Farmers feed these medications to the animals they raise for market in an effort to prevent disease from spreading among flocks of poultry and herds of livestock living in crowded and often unsanitary conditions. The medications also promote faster growth in many animals. The ubiquitous use of these medications is controversial because they are used to counter the effects of raising livestock in conditions that are unhealthy and widely considered cruel.

But they represent a major public health concern too: the widespread administration of antibiotics to prevent infections in animals has made those same antibiotics less effective in fighting off disease in animals and in humans. That is because, when under constant bombardment by existing antibiotic medications, the bacteria that cause some diseases evolve at an accelerated rate just to stay alive. The results: new strains of bacteria that are resistant to existing antibiotics, and a population that is is increasingly vulnerable to them. [Updated Dec. 22, 12:25 p.m.: An earlier version of this article incorrectly referred to new viruses that are resistant to existing antibiotics.]

The American Medical Assn. this summer called antibiotic resistance “a major public health problem” and called on the Obama administration and Congress to take action to address it.

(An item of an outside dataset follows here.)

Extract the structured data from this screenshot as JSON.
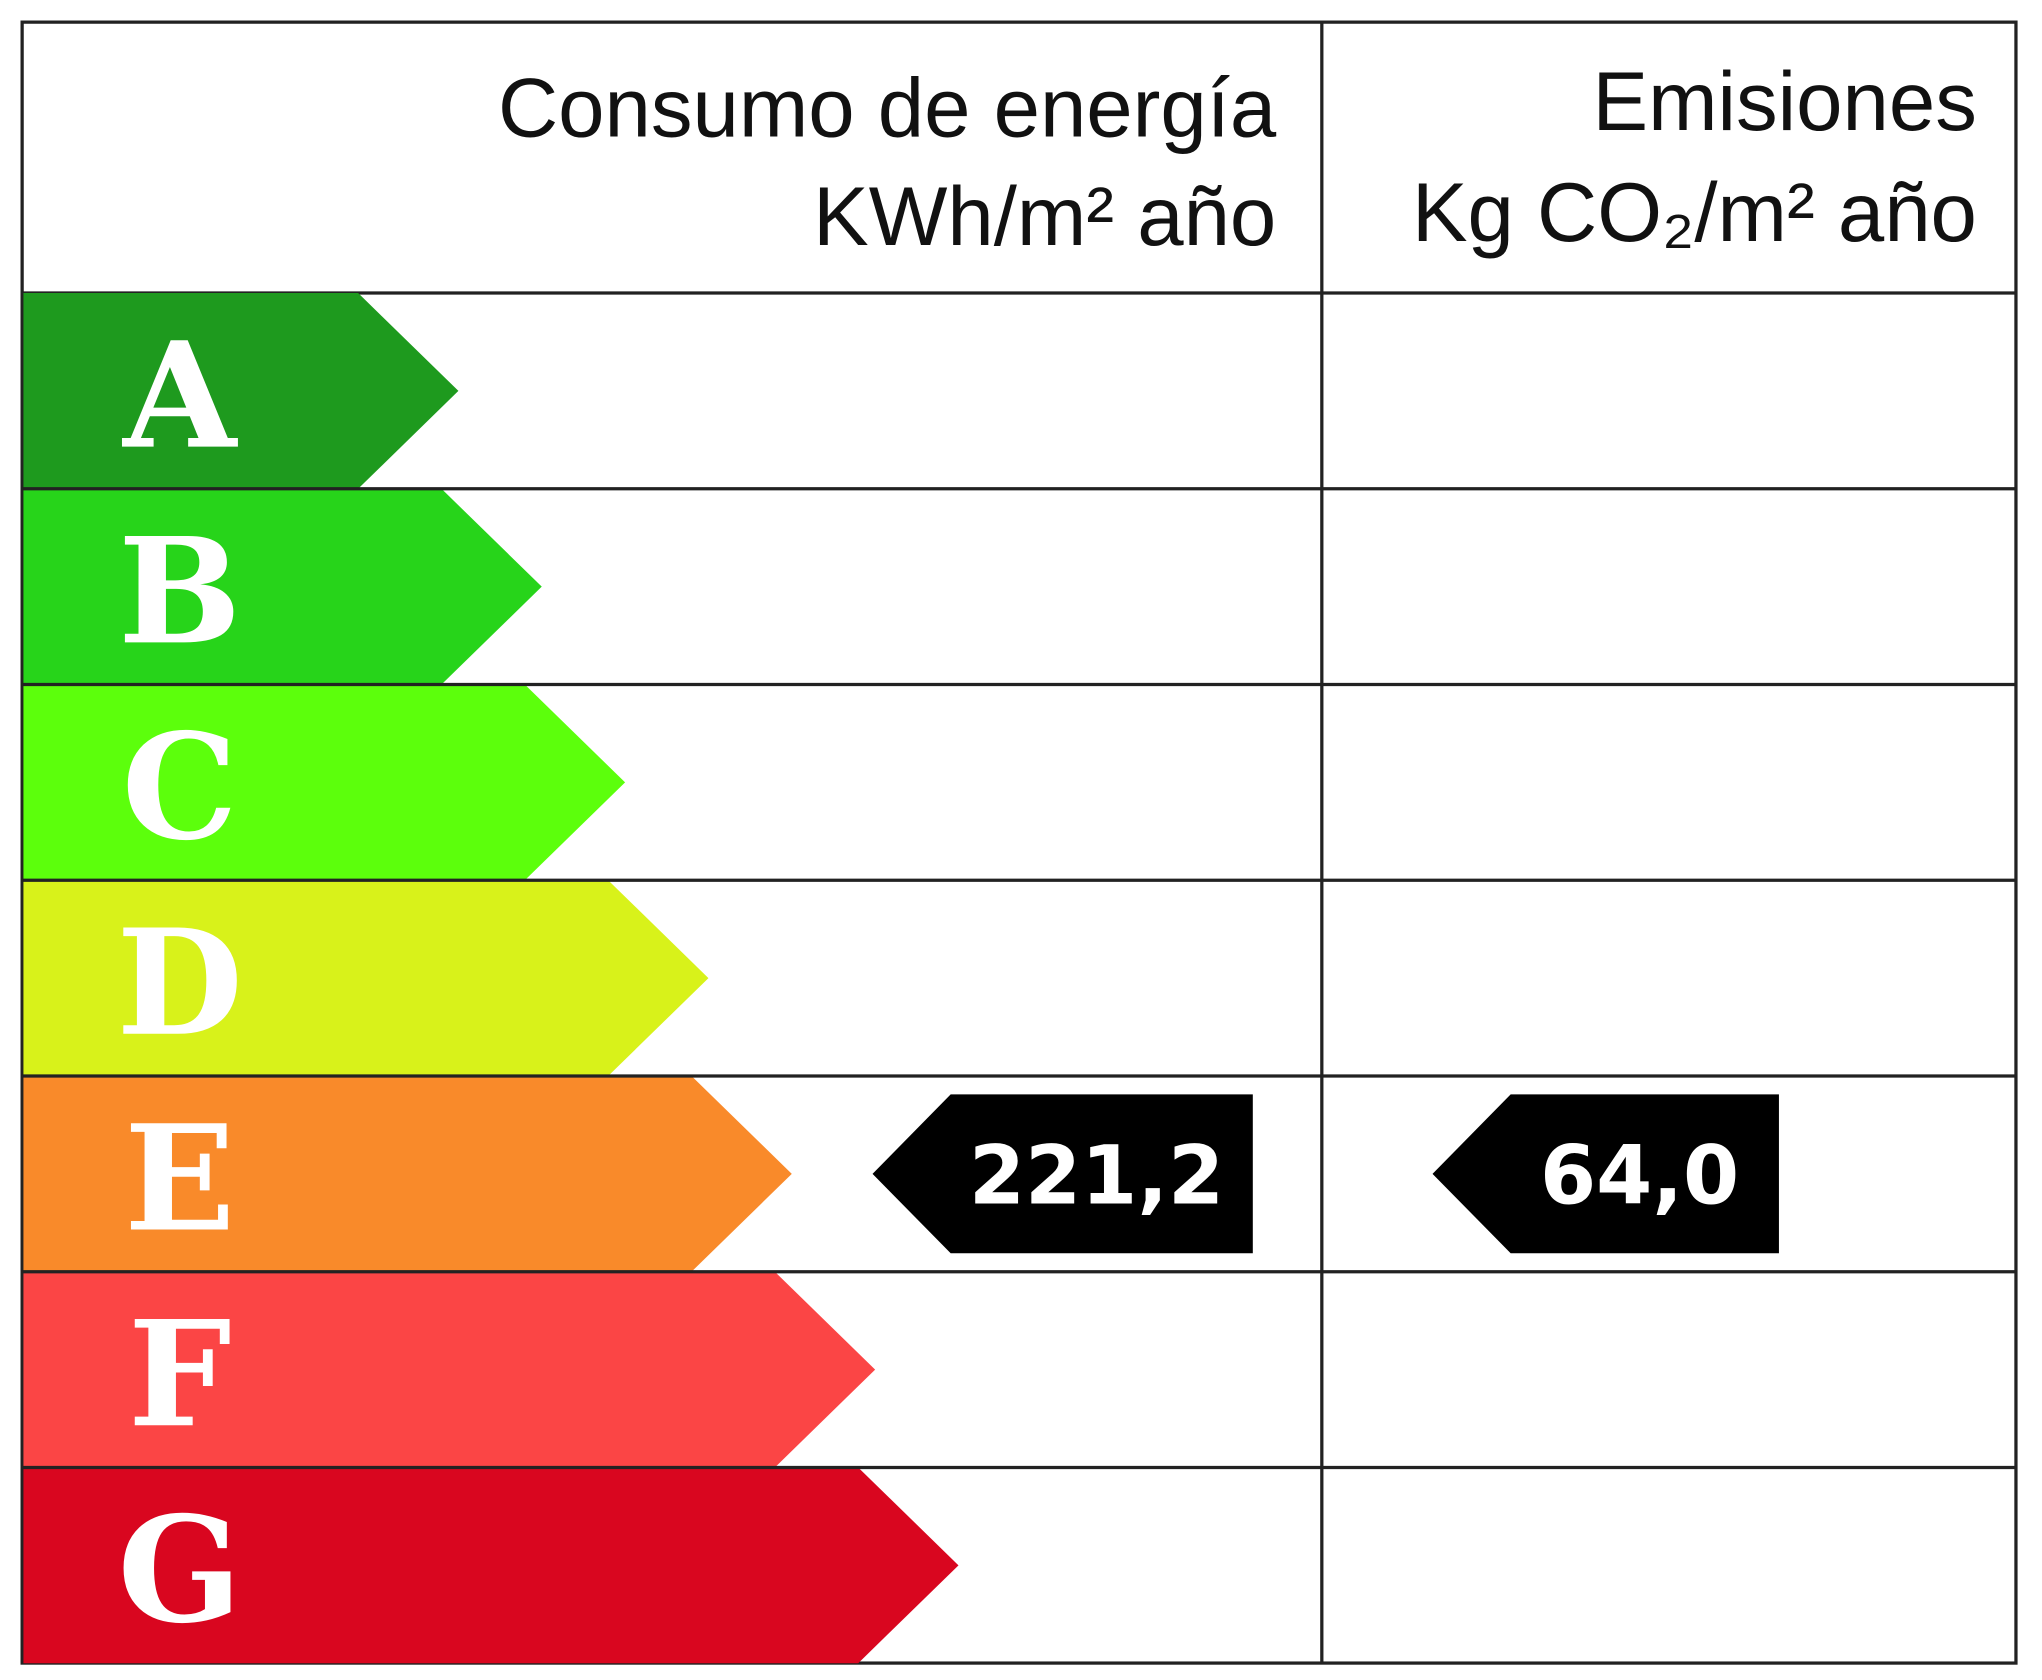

The Obama administration recognizes the problem, but has not acted to stem antibiotics’ use on animals, said Mellon of the Union of Concerned Scientists. “We hope the FDA will motivate the administration to take concrete steps to protect public health by limiting inappropriate antimicrobial use,” she added.

Farmers used more Tetracyclines (including Chlortetracycline and Oxytetracycline) than any other antibiotics--a total of 4.6 million kilograms of the medication yearly.